Deve-se ter em mente que, através do contrato de seguro, há transferência das consequências econômicas do risco caso ele venha a se materializar em sinistro para a coletividade. Para tanto, as seguradoras mantêm um grande aparato burocrático para assegurar esses riscos, indenizar o sinistro (caso venha a ocorrer) e, por consequência, dar continuidade à sua atividade econômica.

Uma dessas atividades é a regulação de sinistros. Esse procedimento constitui na análise, por parte da seguradora, da ocorrência de um evento danoso para determinar a sua elegibilidade e o âmbito da cobertura. Como resultado, tem-se a mensuração dos danos e a definição da quantia a ser paga, representando, assim, um momento crucial do contrato, no qual se estabelece a posição da seguradora face ao direito indenizatório do segurado [1].

A regulação, portanto, se insere no processo obrigacional do contrato de seguro como etapa subsequente ao aviso de sinistro e antecede o pagamento da indenização securitária. Isto é, situa-se entre o momento da exigibilidade do crédito (sinistros) e do seu adimplemento (pagamento da quantia).

A complexidade da regulação de sinistros leva a uma notória conclusão: são muito elevados os custos para atuar no mercado securitário e, mais do que isso, para fazê-lo de forma adequada. Sem uma séria regulação, os prejuízos não se limitam às partes interessadas, mas à sociedade como um todo. O procedimento permite não só o cumprimento da função social do contrato a cada caso concreto, como também é crucial para gestão de riscos, identificação de padrões, causas e fatores. Ele sustenta o ecossistema do seguro, organizando todas as etapas desde o acionamento da apólice até a indenização.

A legislação recém promulgada inovou o ordenamento jurídico brasileiro ao dispor sobre a regulação de sinistros. Até 2024, somente países como Itália, França, Argentina, Inglaterra e Alemanha possuíam normas específicas sobre essa etapa crucial do contrato de seguro. Entre os pontos mais relevantes, destacam-se a fixação de prazos, deveres de transparência, cooperação e celeridade e o maior rigor da prova documental.

Prazos definidos para a regulação

A lei trouxe a obrigatoriedade das seguradoras de concluírem a regulação de liquidação de sinistros dentro do prazo de 30 dias, contados a partir da data da reclamação ou do aviso de sinistro (artigo 86). Nas hipóteses em que “a verificação da existência da cobertura implique em maior complexidade na apuração”, o prazo poderá ser estendido para 120 dias (§ 5º).

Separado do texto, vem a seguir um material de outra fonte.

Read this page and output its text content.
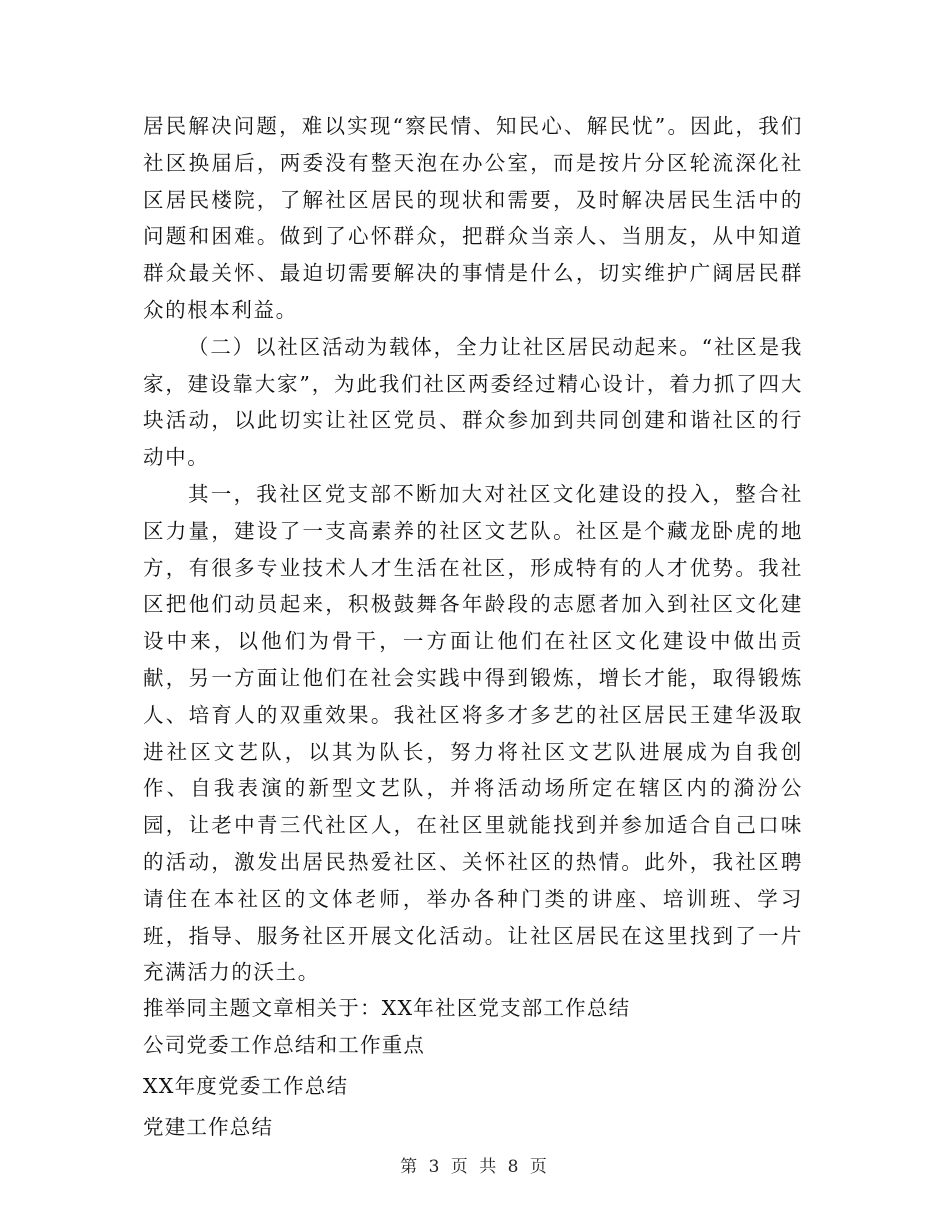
居民解决问题，难以实现“察民情、知民心、解民忧”。因此，我们社区换届后，两委没有整天泡在办公室，而是按片分区轮流深化社区居民楼院，了解社区居民的现状和需要，及时解决居民生活中的问题和困难。做到了心怀群众，把群众当亲人、当朋友，从中知道群众最关怀、最迫切需要解决的事情是什么，切实维护广阔居民群众的根本利益。

（二）以社区活动为载体，全力让社区居民动起来。“社区是我家，建设靠大家”，为此我们社区两委经过精心设计，着力抓了四大块活动，以此切实让社区党员、群众参加到共同创建和谐社区的行动中。

其一，我社区党支部不断加大对社区文化建设的投入，整合社区力量，建设了一支高素养的社区文艺队。社区是个藏龙卧虎的地方，有很多专业技术人才生活在社区，形成特有的人才优势。我社区把他们动员起来，积极鼓舞各年龄段的志愿者加入到社区文化建设中来，以他们为骨干，一方面让他们在社区文化建设中做出贡献，另一方面让他们在社会实践中得到锻炼，增长才能，取得锻炼人、培育人的双重效果。我社区将多才多艺的社区居民王建华汲取进社区文艺队，以其为队长，努力将社区文艺队进展成为自我创作、自我表演的新型文艺队，并将活动场所定在辖区内的漪汾公园，让老中青三代社区人，在社区里就能找到并参加适合自己口味的活动，激发出居民热爱社区、关怀社区的热情。此外，我社区聘请住在本社区的文体老师，举办各种门类的讲座、培训班、学习班，指导、服务社区开展文化活动。让社区居民在这里找到了一片充满活力的沃土。

推举同主题文章相关于：XX年社区党支部工作总结

公司党委工作总结和工作重点

XX年度党委工作总结

党建工作总结

第 3 页 共 8 页
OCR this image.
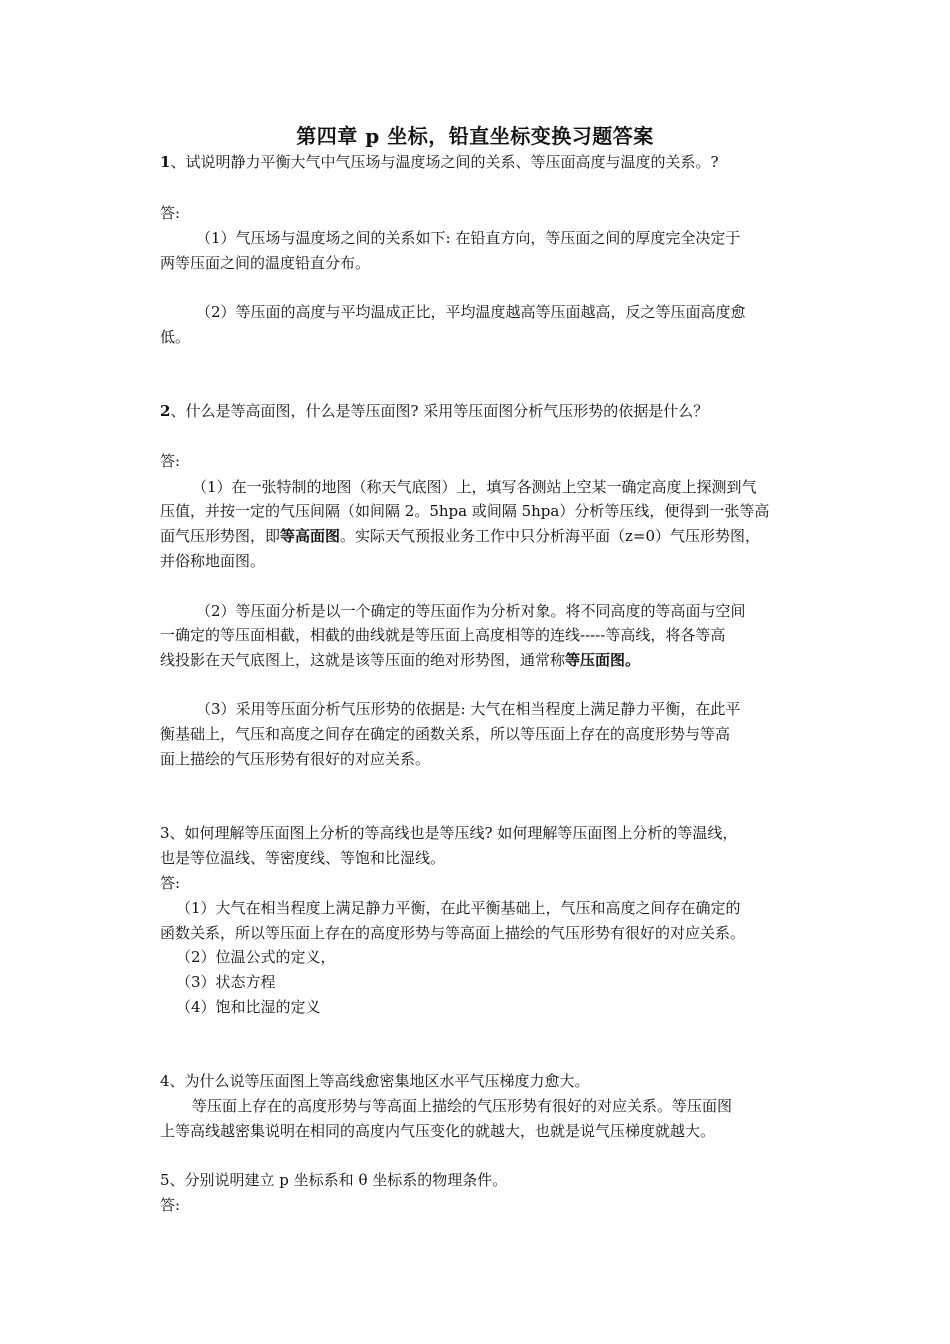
第四章 p 坐标，铅直坐标变换习题答案
1、试说明静力平衡大气中气压场与温度场之间的关系、等压面高度与温度的关系。?
答:
（1）气压场与温度场之间的关系如下: 在铅直方向，等压面之间的厚度完全决定于
两等压面之间的温度铅直分布。
（2）等压面的高度与平均温成正比，平均温度越高等压面越高，反之等压面高度愈
低。
2、什么是等高面图，什么是等压面图? 采用等压面图分析气压形势的依据是什么？
答:
（1）在一张特制的地图（称天气底图）上，填写各测站上空某一确定高度上探测到气
压值，并按一定的气压间隔（如间隔 2。5hpa 或间隔 5hpa）分析等压线，便得到一张等高
面气压形势图，即等高面图。实际天气预报业务工作中只分析海平面（z=0）气压形势图，
并俗称地面图。
（2）等压面分析是以一个确定的等压面作为分析对象。将不同高度的等高面与空间
一确定的等压面相截，相截的曲线就是等压面上高度相等的连线-----等高线，将各等高
线投影在天气底图上，这就是该等压面的绝对形势图，通常称等压面图。
（3）采用等压面分析气压形势的依据是: 大气在相当程度上满足静力平衡，在此平
衡基础上，气压和高度之间存在确定的函数关系，所以等压面上存在的高度形势与等高
面上描绘的气压形势有很好的对应关系。
3、如何理解等压面图上分析的等高线也是等压线? 如何理解等压面图上分析的等温线，
也是等位温线、等密度线、等饱和比湿线。
答:
（1）大气在相当程度上满足静力平衡，在此平衡基础上，气压和高度之间存在确定的
函数关系，所以等压面上存在的高度形势与等高面上描绘的气压形势有很好的对应关系。
（2）位温公式的定义，
（3）状态方程
（4）饱和比湿的定义
4、为什么说等压面图上等高线愈密集地区水平气压梯度力愈大。
等压面上存在的高度形势与等高面上描绘的气压形势有很好的对应关系。等压面图
上等高线越密集说明在相同的高度内气压变化的就越大，也就是说气压梯度就越大。
5、分别说明建立 p 坐标系和 θ 坐标系的物理条件。
答:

Caso a seguradora não se manifeste sobre o reconhecimento da cobertura nesses prazos, poderá perder o direito de recusá-la. Contudo, a lei prevê a suspensão dos prazos na hipótese em que a seguradora ou o regulador solicitarem documentos complementares, limitado a duas vezes (§ 3º).

Transparência e cooperação

Um dos objetivos claros da lei é fortalecer a confiança entre segurado e seguradora, a partir da introdução expressa de deveres anexos de transparência e cooperação que, no regime do Código Civil, seriam apenas implícitos ao dever geral de agir conforme a boa-fé objetiva.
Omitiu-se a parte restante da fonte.